A convict on parole pursues an affair with the high school teacher who aided his release.
Review by Eric Hillis
Directed by: Lynn Shelton
Starring: Edie Falco, Jay Duplass, Kaitlyn Dever, Ben Schwartz, Matt Molloy, Stephen Grenley
Having spent the last few years in the journeywoman world of TV directing, Lynn Shelton returns to the movies with Outside In. It's a considerable step up for a filmmaker whose CV has been filled with enjoyable but insubstantial dramas that never really stood out from the rest of the American indie cinema stable. Like many of her compatriots, the pattern with Shelton's films has tended towards mild Sundance appraisal followed by VOD obscurity. That's regrettably unlikely to change with Outside In, which most viewers will likely stumble across by accident on Netflix at some point this year, but the praise is very much justified, and Shelton's latest deserves to find a large audience among viewers who appreciate well crafted adult dramas.
Collaborating on the script with that other US indie darling, Jay Duplass, who also stars here, Shelton gives us a film whose premise sounds like a parody of Sundance cinema, built as it is around that old cliché of a thirtysomething returning to their hometown after an extended absence. What makes Outside In stand out is a somewhat darker subtext than we're accustomed to with such indie dramas, and one which puts it in territory similar to Kenneth Lonergan's Manchester by the Sea.
As an 18-year-old, Chris (Duplass) took the rap for the murder of a liquor store clerk in order to protect his younger brother, Ted (Ben Schwartz), a known acquaintance of the killer. After 20 years in prison, Chris is freed thanks to the tireless work of his former high school teacher Carol (Edie Falco), and returns home to live with Ted.
During his time inside, Chris formed an intense bond with Carol, the only person who showed him any affection, and the only woman he likely had any contact with. Now that he's out, Chris hopes to escalate his relationship with his former teacher into a romantic one. Carol has equally grown attracted to her former pupil, but is unwilling to leave her unappreciative husband (Stephen Grenley), despite their marriage having become grounded on the rocks in recent years. Complicating things further is the friendship that grows between Chris and Carol's teenage daughter, Hildy (Kaitlyn Dever), who develops romantic feelings of her own towards Chris.
Shelton's film concerns some very heavy dramatic themes, but her background in comedy, and her casting of actors best known for comic roles, prevents Outside In from descending into a misery fest. There's something very human, and quite fresh, about how its characters make light of and find black humour in the troubled situations they find themselves in.
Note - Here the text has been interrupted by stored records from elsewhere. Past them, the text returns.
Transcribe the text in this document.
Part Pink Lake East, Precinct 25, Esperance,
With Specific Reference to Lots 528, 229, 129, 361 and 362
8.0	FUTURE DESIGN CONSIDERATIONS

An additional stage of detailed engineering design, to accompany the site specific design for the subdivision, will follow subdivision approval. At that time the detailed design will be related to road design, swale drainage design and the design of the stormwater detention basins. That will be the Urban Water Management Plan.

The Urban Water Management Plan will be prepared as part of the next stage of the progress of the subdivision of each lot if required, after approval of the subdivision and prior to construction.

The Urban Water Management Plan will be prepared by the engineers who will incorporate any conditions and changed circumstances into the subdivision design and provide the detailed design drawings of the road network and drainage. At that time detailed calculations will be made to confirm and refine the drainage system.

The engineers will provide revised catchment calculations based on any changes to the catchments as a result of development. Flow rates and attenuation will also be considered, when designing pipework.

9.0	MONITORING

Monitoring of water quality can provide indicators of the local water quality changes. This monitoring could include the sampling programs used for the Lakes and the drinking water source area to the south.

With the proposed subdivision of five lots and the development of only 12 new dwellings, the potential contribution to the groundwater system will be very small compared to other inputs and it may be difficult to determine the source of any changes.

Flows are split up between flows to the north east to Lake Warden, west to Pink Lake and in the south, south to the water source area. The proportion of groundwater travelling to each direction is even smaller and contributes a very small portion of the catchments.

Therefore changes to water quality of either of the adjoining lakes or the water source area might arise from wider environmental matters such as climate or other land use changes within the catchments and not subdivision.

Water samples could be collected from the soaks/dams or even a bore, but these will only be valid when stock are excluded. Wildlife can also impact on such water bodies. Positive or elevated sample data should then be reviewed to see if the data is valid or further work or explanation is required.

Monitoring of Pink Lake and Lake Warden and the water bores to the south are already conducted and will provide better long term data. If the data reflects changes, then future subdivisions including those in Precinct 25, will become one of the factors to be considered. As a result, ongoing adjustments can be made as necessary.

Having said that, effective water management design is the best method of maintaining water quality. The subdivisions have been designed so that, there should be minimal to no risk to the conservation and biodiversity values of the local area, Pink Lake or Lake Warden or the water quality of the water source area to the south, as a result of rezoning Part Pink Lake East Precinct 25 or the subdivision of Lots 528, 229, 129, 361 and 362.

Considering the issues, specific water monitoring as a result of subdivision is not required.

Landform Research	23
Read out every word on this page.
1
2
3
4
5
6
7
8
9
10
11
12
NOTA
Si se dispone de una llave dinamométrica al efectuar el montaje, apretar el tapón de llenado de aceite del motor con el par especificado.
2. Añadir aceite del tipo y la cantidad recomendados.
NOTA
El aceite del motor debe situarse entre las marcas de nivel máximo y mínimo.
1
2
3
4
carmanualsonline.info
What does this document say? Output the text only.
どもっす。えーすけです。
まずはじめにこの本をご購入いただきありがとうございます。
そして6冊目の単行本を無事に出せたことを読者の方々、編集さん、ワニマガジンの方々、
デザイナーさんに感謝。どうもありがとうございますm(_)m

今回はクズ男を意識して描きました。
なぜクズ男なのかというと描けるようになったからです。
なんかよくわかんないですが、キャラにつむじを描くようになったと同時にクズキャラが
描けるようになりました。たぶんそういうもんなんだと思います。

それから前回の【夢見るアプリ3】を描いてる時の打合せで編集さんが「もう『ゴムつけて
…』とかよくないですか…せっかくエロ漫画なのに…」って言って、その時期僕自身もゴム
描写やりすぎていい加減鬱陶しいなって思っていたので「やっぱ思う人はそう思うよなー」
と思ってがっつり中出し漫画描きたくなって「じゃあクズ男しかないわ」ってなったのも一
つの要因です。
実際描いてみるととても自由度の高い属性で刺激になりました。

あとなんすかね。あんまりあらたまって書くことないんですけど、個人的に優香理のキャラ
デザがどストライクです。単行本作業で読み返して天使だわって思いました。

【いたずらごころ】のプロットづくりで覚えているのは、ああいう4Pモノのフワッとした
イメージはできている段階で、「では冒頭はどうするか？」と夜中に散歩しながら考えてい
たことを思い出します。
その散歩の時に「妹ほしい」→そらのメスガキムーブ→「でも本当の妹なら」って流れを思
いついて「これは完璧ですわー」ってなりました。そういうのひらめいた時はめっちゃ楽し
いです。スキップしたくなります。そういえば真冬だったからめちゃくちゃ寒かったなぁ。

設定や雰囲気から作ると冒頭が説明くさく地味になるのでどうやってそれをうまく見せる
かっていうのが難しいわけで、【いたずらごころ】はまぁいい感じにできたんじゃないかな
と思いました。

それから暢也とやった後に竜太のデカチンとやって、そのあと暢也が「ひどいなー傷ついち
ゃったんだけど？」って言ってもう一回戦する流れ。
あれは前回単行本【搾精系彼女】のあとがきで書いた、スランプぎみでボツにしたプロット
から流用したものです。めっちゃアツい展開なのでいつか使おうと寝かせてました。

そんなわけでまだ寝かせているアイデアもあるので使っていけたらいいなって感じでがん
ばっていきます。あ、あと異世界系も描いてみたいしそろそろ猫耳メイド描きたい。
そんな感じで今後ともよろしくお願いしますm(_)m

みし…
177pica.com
Carol seeks lunchtime advice from a fellow teacher (Matt Molloy), a gay man who cheers her up by pointing out how envious he is of her for having a handsome 38-year-old lusting after her, to which she replies "well he is looking for work." Chris and Ted's strained relationship reaches a cathartic point that ends in a wonderfully warm moment in which the brothers bond over a realisation of how laughable Ted's awkward attempt at a reconciliation is.
Duplass transcends his status as an indie film jack of all trades by delivering a performance that suggests his real talent lies in front of the camera, palpably conveying the idea of a teenager trapped in a 38-year-old body, two decades of his life having been cruelly put on hold. One of his first actions upon returning home is to break out his old BMX, taking it for a spin in a scene that captures the joy a freed convict feels with the wind on his face. Elsewhere, Dever continues to build on the promise shown in her turn as a damaged teen in Destin Daniel Cretton's affecting drama Short Term 12.
This is Falco's film however, the veteran actress gifting her director with the sort of performance that would garner awards talk if Shelton's surname was Lonergan. Discarding the facepaint of her Sopranos and Nurse Jackie roles, she embodies the sort of timid MidWest women who always seem to pull off the sort of social justice victories she accomplishes for Chris, a secular nun in a convent of her making. Shelton and Duplass's script is economic in how few words it puts in her mouth - Carol is a character who literally finds herself speechless at the pivotal scenario Chris's puppy dog affection creates. Watch Falco's face in the lead up to the movie's sensitive and very female oriented sex scene - you can see her running every possible outcome of the act she so wants to take part in through her pragmatic school teacher's head.
Outside In is the latest in a recent wave of great women directed movies, and it's another one that makes a mockery of the reductive Bechdel Test, a metric it fails while giving us a couple of the most well rendered women we'll see on screen in 2018 in Carol and Hildy. The mother and daughter's one shared dialogue scene sees them discuss the film's male lead, but they're using their relationships with him to tell us about themselves. The Bechdel may work when applied to literature or theatre, where we can read or hear verbalised a character's thoughts. Cinema however, when done correctly at least, makes us do the hard work of interpreting a character's thoughts by their actions, expressions, posture, placement in the frame et al; but when a director is as subtly skilled as Shelton, and her star as talented an actor as Falco, it's not such hard work.
Outside In is in US cinemas March 30th and VOD April 3rd. A UK/ROI release TBA.